Recreating Marble Masterpieces With The Help of Robot Millers And 3D Scanners
ArtandSeek.net January 28, 2020 30Barry X Ball deals in materials rarely used in sculpture.
Delicate semi-precious stones like Iranian pink onyx, Golden Honeycomb calcite and Belgian Black marble are the dazzling stars of the New York-based artist’s new exhibition at the Nasher Sculpture Center.
For his Masterpieces series, Ball looked to classical works, recreated using an array of state-of-the-art technologies.
Take the Hermaphrodite Endormi, an ancient Roman, marble sculpture of the androgynous child of Aphrodite and Hermes.
“It’s a piece from the Louvre that has been worked on for almost two millennia by multiple artists,” Ball said.
Ball used high-resolution, 3D scanners to extract every microscopic detail from the work. Every groove, dent and imperfection is captured in a digital model of the original sculpture.
Ball then picks a huge slab of stone that matches the mood of the piece.
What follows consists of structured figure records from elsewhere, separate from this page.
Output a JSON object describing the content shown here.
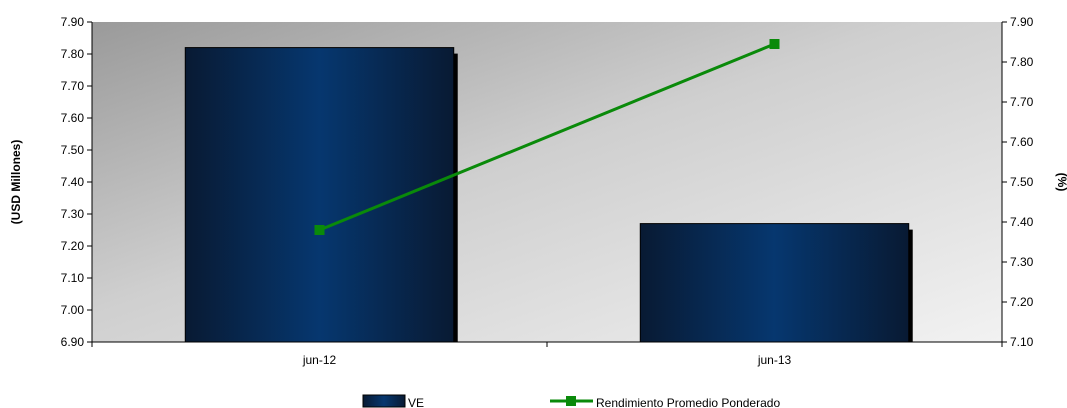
{
  "chart_data": {
    "type": "bar",
    "categories": [
      "jun-12",
      "jun-13"
    ],
    "series": [
      {
        "name": "VE",
        "type": "bar",
        "axis": "left",
        "values": [
          7.82,
          7.27
        ]
      },
      {
        "name": "Rendimiento Promedio Ponderado",
        "type": "line",
        "axis": "right",
        "values": [
          7.38,
          7.845
        ]
      }
    ],
    "ylabel": "(USD Millones)",
    "y2label": "(%)",
    "ylim": [
      6.9,
      7.9
    ],
    "y2lim": [
      7.1,
      7.9
    ],
    "yticks": [
      "6.90",
      "7.00",
      "7.10",
      "7.20",
      "7.30",
      "7.40",
      "7.50",
      "7.60",
      "7.70",
      "7.80",
      "7.90"
    ],
    "y2ticks": [
      "7.10",
      "7.20",
      "7.30",
      "7.40",
      "7.50",
      "7.60",
      "7.70",
      "7.80",
      "7.90"
    ],
    "legend_position": "bottom",
    "colors": {
      "bar": "#0a2a55",
      "bar_center": "#063a78",
      "line": "#0a8a0a"
    }
  }
}
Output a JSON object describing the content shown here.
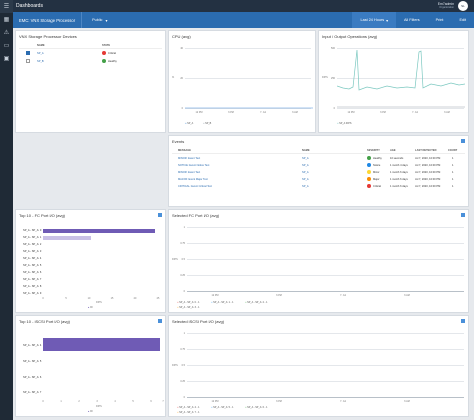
{
  "sidebar": {
    "icons": [
      "menu-icon",
      "alert-icon",
      "device-icon",
      "briefcase-icon"
    ]
  },
  "topbar": {
    "title": "Dashboards",
    "user_name": "Em7admin",
    "user_org": "Organization",
    "logo_text": "SL"
  },
  "subbar": {
    "page_name": "EMC: VNX Storage Processor",
    "visibility": "Public",
    "visibility_caret": "▾",
    "time_range": "Last 24 Hours",
    "time_caret": "▾",
    "filters": "All Filters",
    "print": "Print",
    "edit": "Edit"
  },
  "devices": {
    "title": "VNX Storage Processor Devices",
    "col_name": "NAME",
    "col_state": "STATE",
    "rows": [
      {
        "name": "SP_A",
        "state": "Critical",
        "color": "#e53935",
        "checked": true
      },
      {
        "name": "SP_B",
        "state": "Healthy",
        "color": "#43a047",
        "checked": false
      }
    ]
  },
  "cpu": {
    "title": "CPU (avg)",
    "ylabel": "%",
    "yticks": [
      "40",
      "20",
      "0"
    ],
    "xticks": [
      "12 PM",
      "6 PM",
      "7. Jul",
      "6 AM"
    ],
    "legend": [
      "SP_A",
      "SP_B"
    ]
  },
  "io": {
    "title": "Input / Output Operations (avg)",
    "ylabel": "IOPS",
    "yticks": [
      "500",
      "250",
      "0"
    ],
    "xticks": [
      "12 PM",
      "6 PM",
      "7. Jul",
      "6 AM"
    ],
    "legend": [
      "SP_A IOPS"
    ]
  },
  "events": {
    "title": "Events",
    "headers": [
      "MESSAGE",
      "NAME",
      "SEVERITY",
      "AGE",
      "LAST DETECTED",
      "COUNT"
    ],
    "rows": [
      {
        "message": "MINOR: Event Text",
        "name": "SP_A",
        "severity": "Healthy",
        "color": "#43a047",
        "age": "10 seconds",
        "detected": "Jul 7, 2020, 10:00 PM",
        "count": "1"
      },
      {
        "message": "NOTICE: Event Notice Text",
        "name": "SP_A",
        "severity": "Notice",
        "color": "#1e88e5",
        "age": "1 month 4 days",
        "detected": "Jul 7, 2020, 10:00 PM",
        "count": "1"
      },
      {
        "message": "MINOR: Event Text",
        "name": "SP_A",
        "severity": "Minor",
        "color": "#fdd835",
        "age": "1 month 6 days",
        "detected": "Jul 7, 2020, 10:00 PM",
        "count": "1"
      },
      {
        "message": "MAJOR: Event Major Text",
        "name": "SP_A",
        "severity": "Major",
        "color": "#fb8c00",
        "age": "1 month 6 days",
        "detected": "Jul 7, 2020, 10:00 PM",
        "count": "1"
      },
      {
        "message": "CRITICAL: Event Critical Text",
        "name": "SP_A",
        "severity": "Critical",
        "color": "#e53935",
        "age": "1 month 6 days",
        "detected": "Jul 7, 2020, 10:00 PM",
        "count": "1"
      }
    ]
  },
  "fc_top": {
    "title": "Top 10 - FC Port I/O (avg)",
    "rows": [
      "SP_A - SP_A: 0",
      "SP_A - SP_A: 1",
      "SP_A - SP_A: 2",
      "SP_A - SP_A: 3",
      "SP_A - SP_A: 4",
      "SP_A - SP_A: 5",
      "SP_A - SP_A: 6",
      "SP_A - SP_A: 7",
      "SP_A - SP_A: 8",
      "SP_A - SP_A: 9"
    ],
    "xticks": [
      "0",
      "5",
      "10",
      "15",
      "20",
      "25"
    ],
    "xlabel": "IOPS",
    "legend": "IO"
  },
  "fc_sel": {
    "title": "Selected FC Port I/O (avg)",
    "ylabel": "IOPS",
    "yticks": [
      "1",
      "0.75",
      "0.5",
      "0.25",
      "0"
    ],
    "xticks": [
      "12 PM",
      "6 PM",
      "7. Jul",
      "6 AM"
    ],
    "legend": [
      "SP_A - SP_A: 0 - 1",
      "SP_A - SP_A: 1 - 1",
      "SP_A - SP_A: 2 - 1",
      "SP_A - SP_A: 3 - 1"
    ]
  },
  "iscsi_top": {
    "title": "Top 10 - iSCSI Port I/O (avg)",
    "rows": [
      "SP_A - SP_A: 4",
      "SP_A - SP_A: 5",
      "SP_A - SP_A: 6",
      "SP_A - SP_A: 7"
    ],
    "xticks": [
      "0",
      "1",
      "2",
      "3",
      "4",
      "5",
      "6",
      "7"
    ],
    "xlabel": "IOPS",
    "legend": "IO"
  },
  "iscsi_sel": {
    "title": "Selected iSCSI Port I/O (avg)",
    "ylabel": "IOPS",
    "yticks": [
      "1",
      "0.75",
      "0.5",
      "0.25",
      "0"
    ],
    "xticks": [
      "12 PM",
      "6 PM",
      "7. Jul",
      "6 AM"
    ],
    "legend": [
      "SP_A - SP_A: 4 - 1",
      "SP_A - SP_A: 5 - 1",
      "SP_A - SP_A: 6 - 1",
      "SP_A - SP_A: 7 - 1"
    ]
  },
  "chart_data": [
    {
      "type": "line",
      "title": "CPU (avg)",
      "ylabel": "%",
      "ylim": [
        0,
        40
      ],
      "x": [
        "12 PM",
        "6 PM",
        "7. Jul",
        "6 AM"
      ],
      "series": [
        {
          "name": "SP_A",
          "values": [
            1,
            1,
            1,
            1
          ]
        },
        {
          "name": "SP_B",
          "values": [
            1,
            1,
            1,
            1
          ]
        }
      ]
    },
    {
      "type": "line",
      "title": "Input / Output Operations (avg)",
      "ylabel": "IOPS",
      "ylim": [
        0,
        500
      ],
      "x": [
        "12 PM",
        "6 PM",
        "7. Jul",
        "6 AM"
      ],
      "series": [
        {
          "name": "SP_A IOPS",
          "values": [
            310,
            290,
            300,
            300
          ]
        }
      ]
    },
    {
      "type": "bar",
      "title": "Top 10 - FC Port I/O (avg)",
      "xlabel": "IOPS",
      "categories": [
        "SP_A - SP_A: 0",
        "SP_A - SP_A: 1"
      ],
      "values": [
        24,
        10
      ]
    },
    {
      "type": "line",
      "title": "Selected FC Port I/O (avg)",
      "ylabel": "IOPS",
      "ylim": [
        0,
        1
      ],
      "x": [
        "12 PM",
        "6 PM",
        "7. Jul",
        "6 AM"
      ],
      "series": []
    },
    {
      "type": "bar",
      "title": "Top 10 - iSCSI Port I/O (avg)",
      "xlabel": "IOPS",
      "categories": [
        "SP_A - SP_A: 4"
      ],
      "values": [
        6.5
      ]
    },
    {
      "type": "line",
      "title": "Selected iSCSI Port I/O (avg)",
      "ylabel": "IOPS",
      "ylim": [
        0,
        1
      ],
      "x": [
        "12 PM",
        "6 PM",
        "7. Jul",
        "6 AM"
      ],
      "series": []
    }
  ]
}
A soft, translucent pink onyx from Iran was perfect for a sensual recreation of the Sleeping Hermaphrodite.
Because the United States doesn’t have a trading relationship with Iran, Ball went to Italy instead.
“Italy does get stone from all over the world, and I do my stone shopping there,” Ball said.
Ball’s team then takes the digital file they’ve created to guide the first draft of the work.
“The data drives computer-controlled, stone-carving machines that use diamond and carbide bits that slowly mill away a rough version of the sculpture,” Ball says. “Then, we take it from there.”
Hands do the rest of the work. Ball says his team spent over 10,000 hours refining Sleeping Hermaphrodite.
“The Italians call them sottosquadro,” Ball said. “The undercuts. The deep passages. All of the sharp ‘innies’ on the sculpture. Then, the polishing obviously.”
The works in the Masterpieces series form only half of the show. In his Portraits series, Ball uses plaster casts of himself and others to similarly transform stone into haunting, dramatic forms.
Ball says that while technology enables him to recreate these masterworks, the actual programming is far from easy.
“There’s no pressing ‘print,’ and the thing pops out,” he said, “It’s a long, laborious, slow process. If you go faster, you’ll chip the stone. Everything is flooded with water during the process to cool, lubricate and keep the dust down.”
Ball says most of the large works in the exhibition took about five years to make.
You can see them all at the Nasher Sculpture Center through April 19.